The main theme of the new design strategies is integration. A well equipped integrated digital systems laboratory is a vital resource necessary to cope with the new trends for both teaching and research in the Center. Such a laboratory has three major roles: (1) to support research projects in VLSI, testing, and silicon compilers; (2) to support experimentation and prototyping projects such as multiprocessor systems, fault-tolerance design, and applications of parallel/distributed architectures; (3) to develop an integrated design environment for ASICs for image and video processing applications.
The VLSI Laboratory is equipped with a
Sun SPARC fileserver with 3 GB of disk space and 7 Sun SPARC workstations.

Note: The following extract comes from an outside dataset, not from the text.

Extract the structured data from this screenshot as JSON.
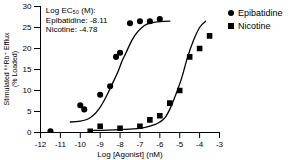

In addition, the laboratory operates a Versatec electrostatic color plotter,
an HP pen plotter and a PC.
5. Software Research Laboratory
Business, government, and technical endeavors ranging from financial transactions to space missions increasingly require complex software systems. The complexity of the software arises from stringent requirements, the need to support a range of interactions with the environment in real time, and/or certain structural features. These attributes make software difficult to produce, and they often require large-scale projects involving the efforts of several hundreds -- even a few thousand -- programmers, software engineers, and application experts. At this juncture the Computer Science community is faced with two problems: (1) developing techniques to improve the quality and reliability of software, and (2) increasing the nation’s capacity to produce software so as to meet increasing demand. The two issues are crucial to make high technology businesses in the United States more competitive in the global market place. The SRL at USL provides the infrastructure to address these two problems. The mission of the laboratory is to contribute in the areas of methods and tools used to develop and maintain large software systems, innovative software development paradigm, and quantitative control of software development processes. Over the next five years, the laboratory will focus on the several areas in large software systems (software architectures, reusable components, and measures of software information content) and software development paradigms (interactive systems development paradigm, semantics directed configuration management system, and measures of software development processes in a controlled environment).
The SRL consists of eight DEC RISC/Ultrix 5200 workstations, one 486 PC, two laser printers, and one optical scanner. The workstations are loaded with CASE tools covering the various phases in the waterfall model of the software life cycle. Some of these tools are developed in-house.